Exhibit installed at the Queens Museum, Nov 2013 - Jan 2014.
For the Grand Reopening of the Queens Museum, director of exhibits Hitomi Iwasaki issued a call for proposals for exhibits, installations, and other work. I responded with a proposal for an exhibit that would explore the enigmatic boundary between Queens and Brooklyn. The proposal was accepted, and in 2013 I worked with museum staff to install the materials.

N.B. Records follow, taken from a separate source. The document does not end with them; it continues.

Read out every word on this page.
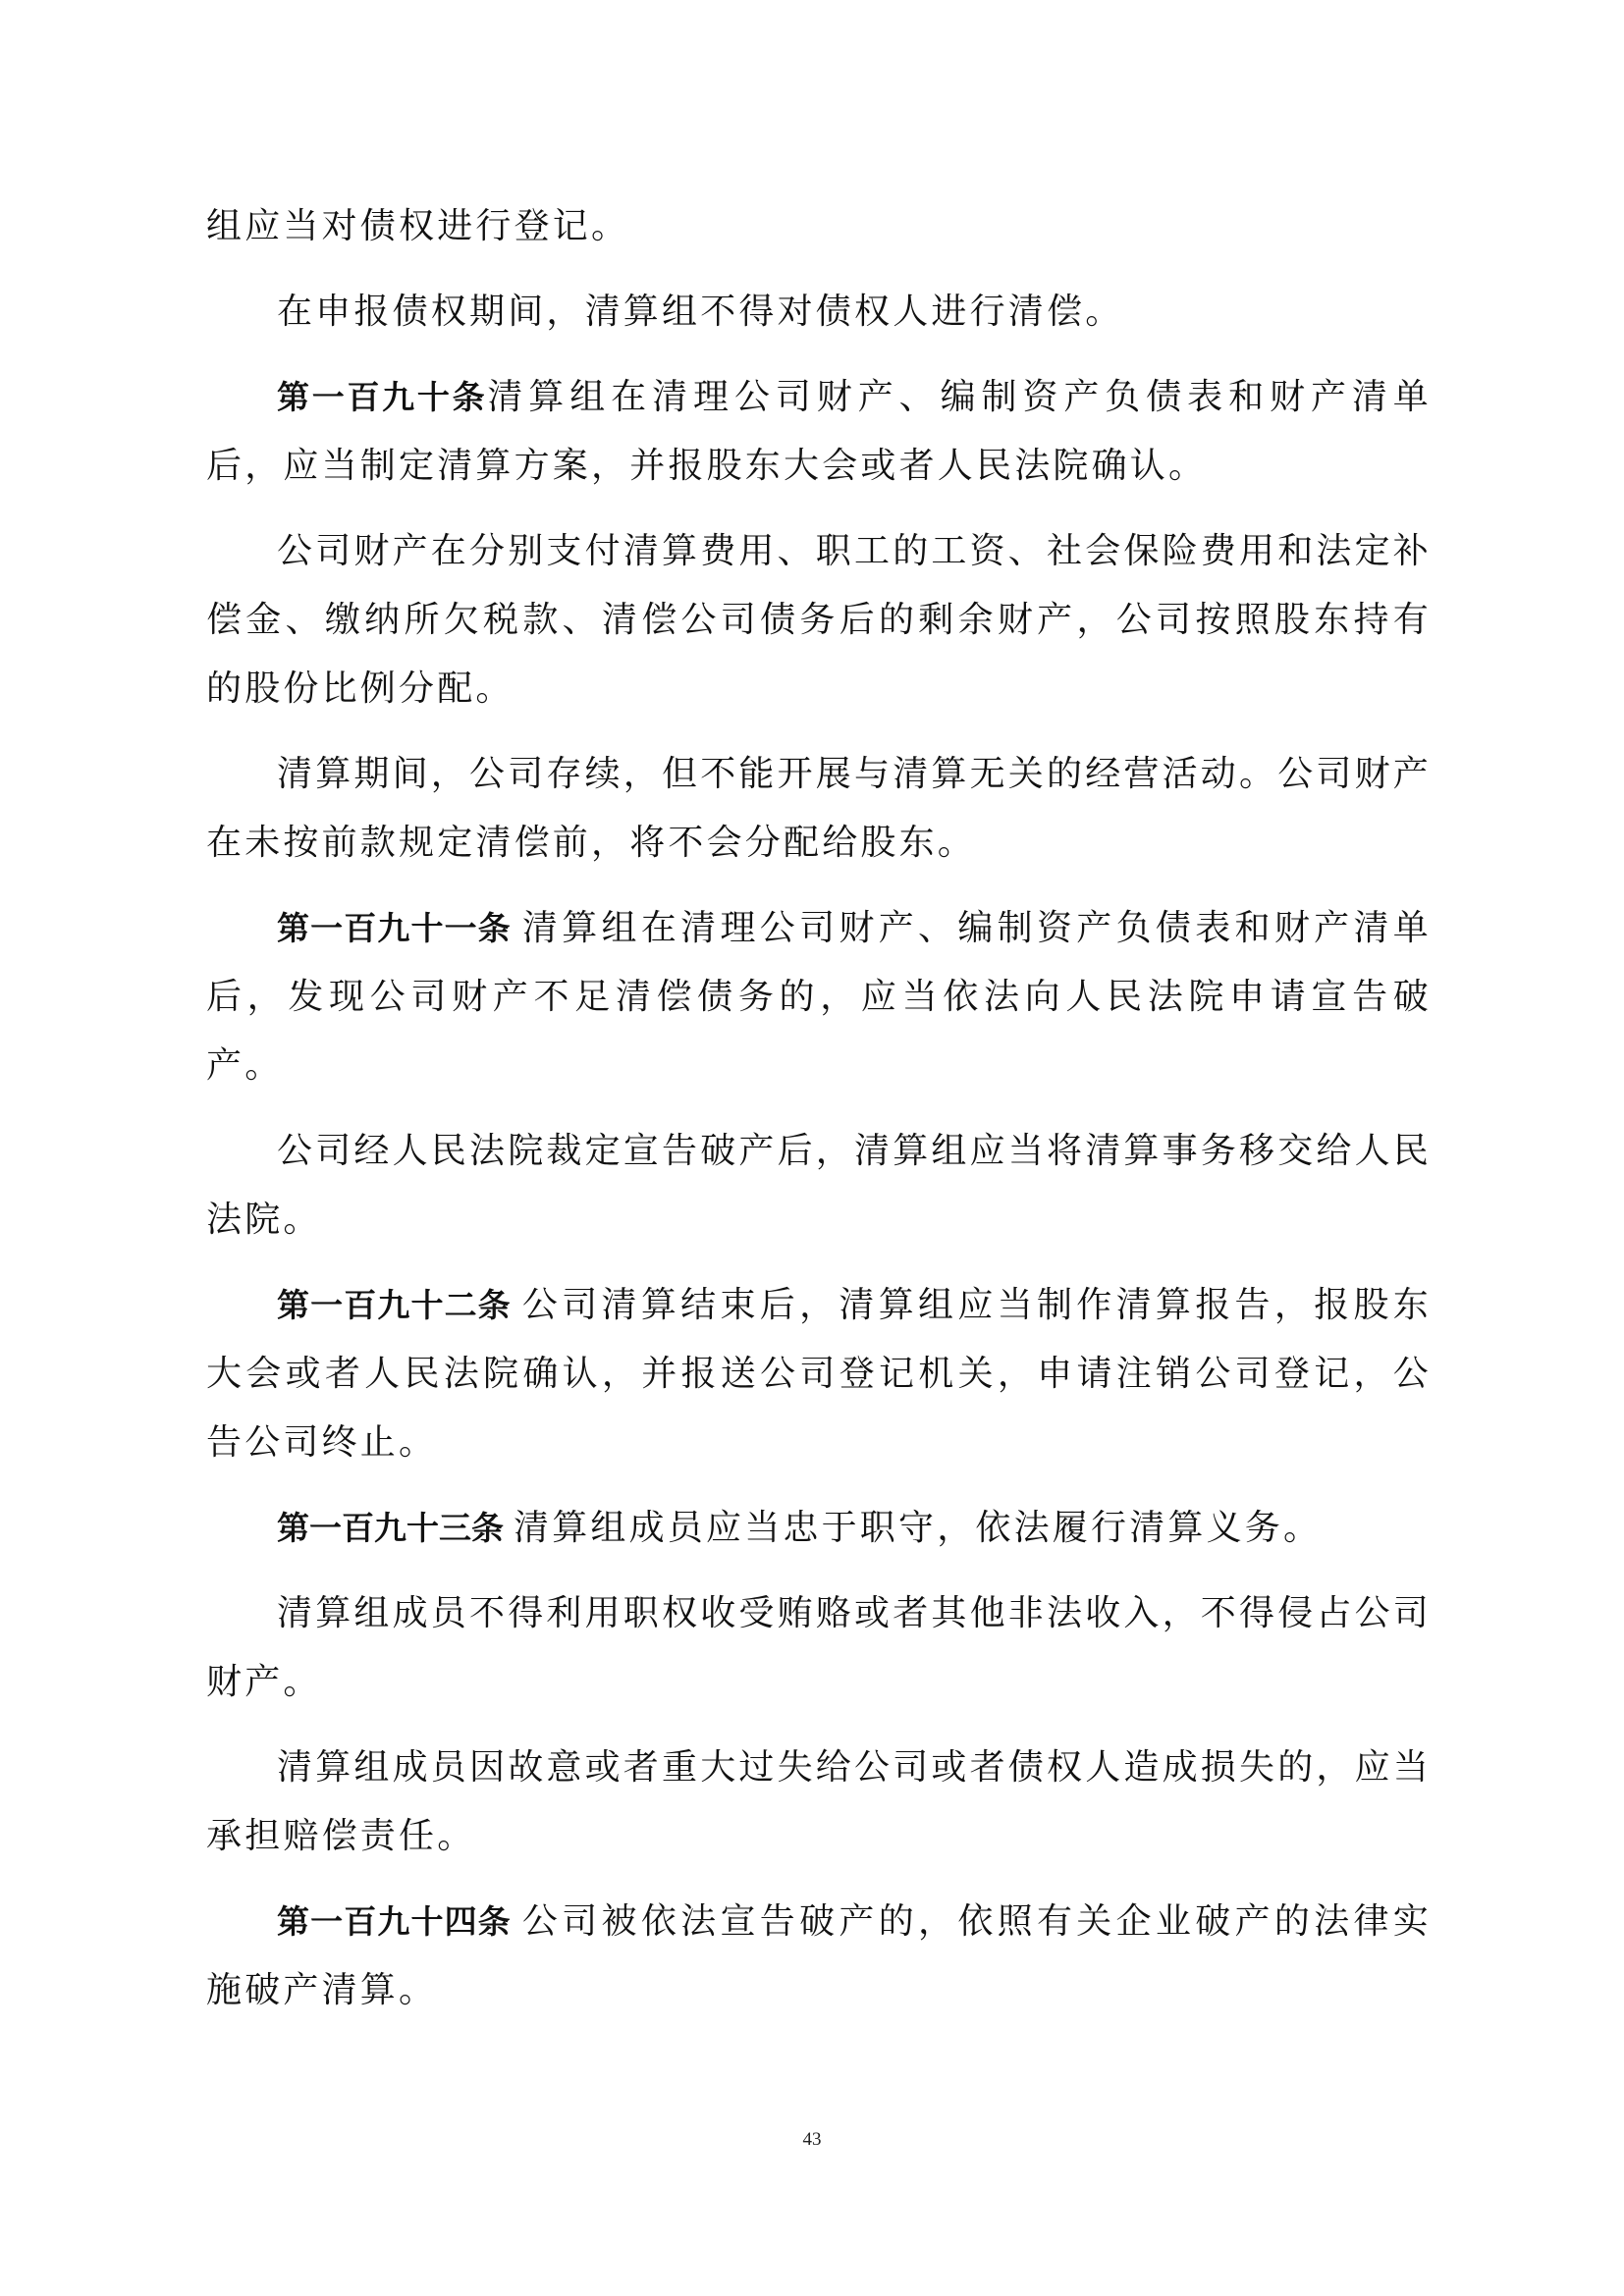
组应当对债权进行登记。

在申报债权期间，清算组不得对债权人进行清偿。

第一百九十条清算组在清理公司财产、编制资产负债表和财产清单后，应当制定清算方案，并报股东大会或者人民法院确认。

公司财产在分别支付清算费用、职工的工资、社会保险费用和法定补偿金、缴纳所欠税款、清偿公司债务后的剩余财产，公司按照股东持有的股份比例分配。

清算期间，公司存续，但不能开展与清算无关的经营活动。公司财产在未按前款规定清偿前，将不会分配给股东。

第一百九十一条 清算组在清理公司财产、编制资产负债表和财产清单后，发现公司财产不足清偿债务的，应当依法向人民法院申请宣告破产。

公司经人民法院裁定宣告破产后，清算组应当将清算事务移交给人民法院。

第一百九十二条 公司清算结束后，清算组应当制作清算报告，报股东大会或者人民法院确认，并报送公司登记机关，申请注销公司登记，公告公司终止。

第一百九十三条 清算组成员应当忠于职守，依法履行清算义务。

清算组成员不得利用职权收受贿赂或者其他非法收入，不得侵占公司财产。

清算组成员因故意或者重大过失给公司或者债权人造成损失的，应当承担赔偿责任。

第一百九十四条 公司被依法宣告破产的，依照有关企业破产的法律实施破产清算。

43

The installation included 12 of my own photographs, panels with interpretive texts, several archival maps, an aerial photograph of the border, and an explanatory brochure. We connected the photographs to their location on the border using red thread. Finally, we laid out a long pink ribbon on the actual Panorama to mark boundary between the two boroughs (see image above). This was a rare privilege, as the Panorama, constructed for the 1964 World's Fair, is one of the great historic features of the museum.

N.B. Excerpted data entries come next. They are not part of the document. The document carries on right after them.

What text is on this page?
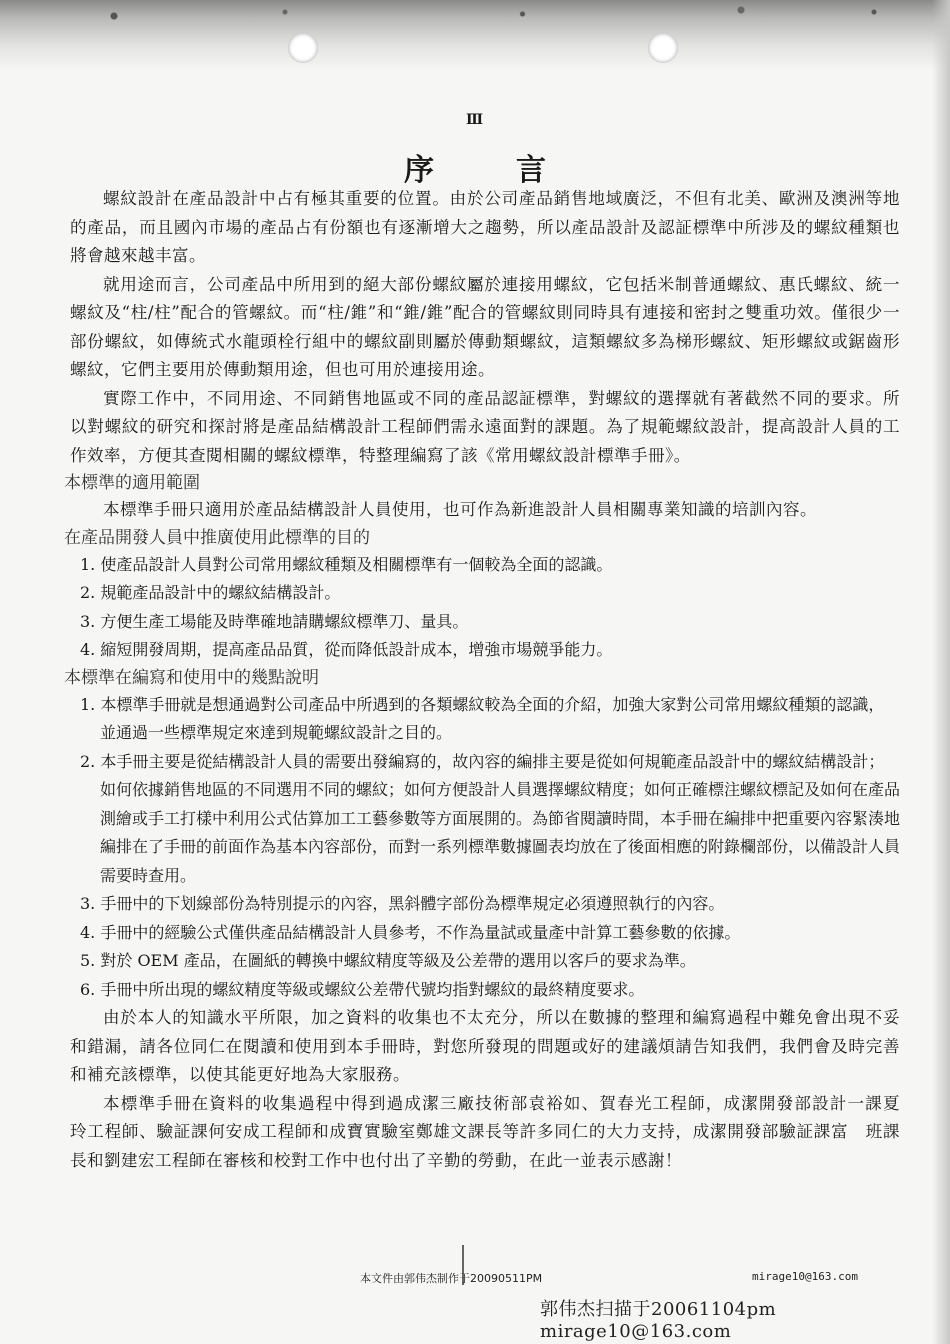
Ⅲ
序言

螺紋設計在產品設計中占有極其重要的位置。由於公司產品銷售地域廣泛，不但有北美、歐洲及澳洲等地的產品，而且國內市場的產品占有份額也有逐漸增大之趨勢，所以產品設計及認証標準中所涉及的螺紋種類也將會越來越丰富。

就用途而言，公司產品中所用到的絕大部份螺紋屬於連接用螺紋，它包括米制普通螺紋、惠氏螺紋、統一螺紋及“柱/柱”配合的管螺紋。而“柱/錐”和“錐/錐”配合的管螺紋則同時具有連接和密封之雙重功效。僅很少一部份螺紋，如傳統式水龍頭栓行組中的螺紋副則屬於傳動類螺紋，這類螺紋多為梯形螺紋、矩形螺紋或鋸齒形螺紋，它們主要用於傳動類用途，但也可用於連接用途。

實際工作中，不同用途、不同銷售地區或不同的產品認証標準，對螺紋的選擇就有著截然不同的要求。所以對螺紋的研究和探討將是產品結構設計工程師們需永遠面對的課題。為了規範螺紋設計，提高設計人員的工作效率，方便其查閱相關的螺紋標準，特整理編寫了該《常用螺紋設計標準手冊》。

本標準的適用範圍

本標準手冊只適用於產品結構設計人員使用，也可作為新進設計人員相關專業知識的培訓內容。

在產品開發人員中推廣使用此標準的目的

1. 使產品設計人員對公司常用螺紋種類及相關標準有一個較為全面的認識。

2. 規範產品設計中的螺紋結構設計。

3. 方便生產工場能及時準確地請購螺紋標準刀、量具。

4. 縮短開發周期，提高產品品質，從而降低設計成本，增強市場競爭能力。

本標準在編寫和使用中的幾點說明

1. 本標準手冊就是想通過對公司產品中所遇到的各類螺紋較為全面的介紹，加強大家對公司常用螺紋種類的認識，並通過一些標準規定來達到規範螺紋設計之目的。

2. 本手冊主要是從結構設計人員的需要出發編寫的，故內容的編排主要是從如何規範產品設計中的螺紋結構設計；如何依據銷售地區的不同選用不同的螺紋；如何方便設計人員選擇螺紋精度；如何正確標注螺紋標記及如何在產品測繪或手工打樣中利用公式估算加工工藝參數等方面展開的。為節省閱讀時間，本手冊在編排中把重要內容緊湊地編排在了手冊的前面作為基本內容部份，而對一系列標準數據圖表均放在了後面相應的附錄欄部份，以備設計人員需要時查用。

3. 手冊中的下划線部份為特別提示的內容，黑斜體字部份為標準規定必須遵照執行的內容。

4. 手冊中的經驗公式僅供產品結構設計人員參考，不作為量試或量產中計算工藝參數的依據。

5. 對於 OEM 產品，在圖紙的轉換中螺紋精度等級及公差帶的選用以客戶的要求為準。

6. 手冊中所出現的螺紋精度等級或螺紋公差帶代號均指對螺紋的最終精度要求。

由於本人的知識水平所限，加之資料的收集也不太充分，所以在數據的整理和編寫過程中難免會出現不妥和錯漏，請各位同仁在閱讀和使用到本手冊時，對您所發現的問題或好的建議煩請告知我們，我們會及時完善和補充該標準，以使其能更好地為大家服務。

本標準手冊在資料的收集過程中得到過成潔三廠技術部袁裕如、賀春光工程師，成潔開發部設計一課夏　玲工程師、驗証課何安成工程師和成寶實驗室鄭雄文課長等許多同仁的大力支持，成潔開發部驗証課富　班課長和劉建宏工程師在審核和校對工作中也付出了辛勤的勞動，在此一並表示感謝！

本文件由郭伟杰制作于20090511PM	mirage10@163.com
郭伟杰扫描于20061104pm　mirage10@163.com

As part of the Grand Reopening festivities, I conducted a 40-minute virtual walking tour of the borderlands using the Panorama. It was a very odd experience, as I was perched on a high platform above the Panorama with a microphone and laser pointer, and the audience gathered around the perimeter of the to follow along. To extend the life of the project, I published a long essay in Urban Omnibus: The Magazine of the Architectural League of New York titled "Borderlands: Traveling the Brooklyn-Queens Divide." The essay goes into detail on the peculiar and contested history of the borough boundary, and the ways in which confusion over its location continues today.